Die meisten Sportboote werden mit einem Diesel betrieben, einige mit Benzin. Jetzt klappt es auch elektrisch.

Die gleichen Diskussionen wie bei den Autos: Wo soll der Strom herkommen, die Häfen haben nicht die Infrastruktur, Reichweite ist zu gering…

Hier mal ein paar ZDF (Zahlen Daten Fakten):

Es gibt geschätzt ca. 500.000 Sportboote in Deutschland. Dabei ist alles vom Optimisten bis zum 20m Schiff. Kleine Segeljollen haben i.A. gar keinen Antrieb. Bei Segelbooten ab 6-7m werden zumeist kleine Außenborder mit Benzin (ältere sogar noch als Zweitakter) oder Innenborder mit Diesel verwendet. Segelyachten ab 10m fast ausschließlich Innenborder mit Diesel.
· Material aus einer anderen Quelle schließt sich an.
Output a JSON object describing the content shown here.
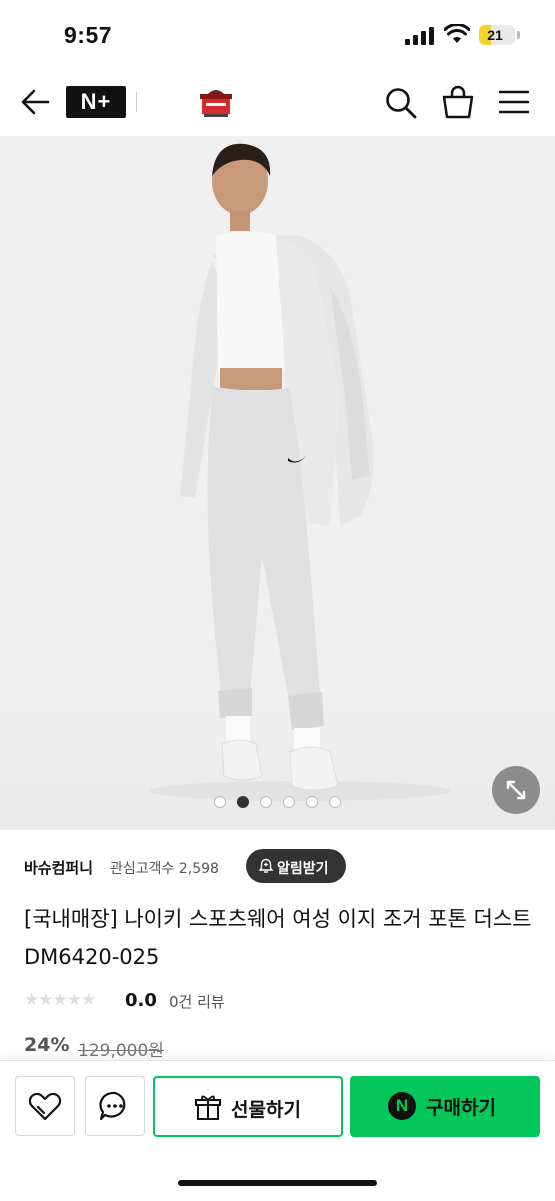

Bei Motorbooten ist das ähnlich, wobei hier auch größere Schiffe (vor allem Gleiter) mit Benzin ausgerüstet sind. Die klassischen Wohnboote (Stahlverdränger) aber mit Diesel. Dann gibt es noch die Hausboote, die meist untermotorisiert mit einem Benzinaußenborder betrieben werden.

Diese Motore haben üblicherweise keine Katalysatoren, keine Rußpartikelfilter, sind i.A. viel zu groß (Reserve für Strömung, Wind usw) und haben damit meist einen bescheidenen Wirkungsgrad. Üblicherweise werden Verbräuche von 1-10l pro Stunde angegeben. Klingt erstmal gar nicht schlecht, aber wenn man bedenkt, dass die Geschwindigkeit bei 5-15km/h liegt, ist damit ein Spritverbrauch von 50l/100km ganz normal.

Was passiert, wenn nun alle Sportboote auf Elektro umrüsten?

 DieselElektro
Anzahl Sportboote in D500.000
Verbrauch pro Stunde2l5kWh
Betriebsstunden pro Jahr100
Gesamtverbrauch pro Jahr100 Ml250GWh
CO2 pro Einheit2,65kg420g
CO2 Emissionen265.000 t105.000 t

Eine Reduktion der CO2 Emissionen ist möglich, aber hier sind keine Werte für die Herstellung berücksichtigt. Es stellt sich die Frage, ob es bei den insgesamt sehr niedrigen Verbräuchen sinnvoll ist, ein funktionierendes System mit so geringer Nutzungsdauer auszutauschen. Immerhin erzeugt die Produktion einer kWh Batterie ca. 145kg CO2. Geht man von einer gewünschten Fahrzeit von 4h aus, braucht das durchschnittliche Boot 20kWh -> 2,9t CO2, damit sind wir bei 14,5Mio t CO2. Somit haben wir 90 Jahre Amortisationszeit. Also alles Quatsch?

Nicht unbedingt. Die Produktion der Batterien sollte immer weniger CO2 erzeugen, da immer mehr Ökostrom verwendet wird. Auch die Materialien der Zellen werden besser, die Natriumbatterie steht in den Startlöchern. Es ergibt sich kein dringender Bedarf, aber gerade bei kleineren Segelbooten sind Elektroantriebe wesentlich angenehmer. Wir haben auf unserem Boot einen Benzin- und einen sehr kleinen Elektroaußenborder. Bei 5bft und weniger nimmt man freiwillig nicht den Verbrenner. Der Geräuschunterschied ist so eklatant, dass die geringere Geschwindigkeit gerne in Kauf genommen wird.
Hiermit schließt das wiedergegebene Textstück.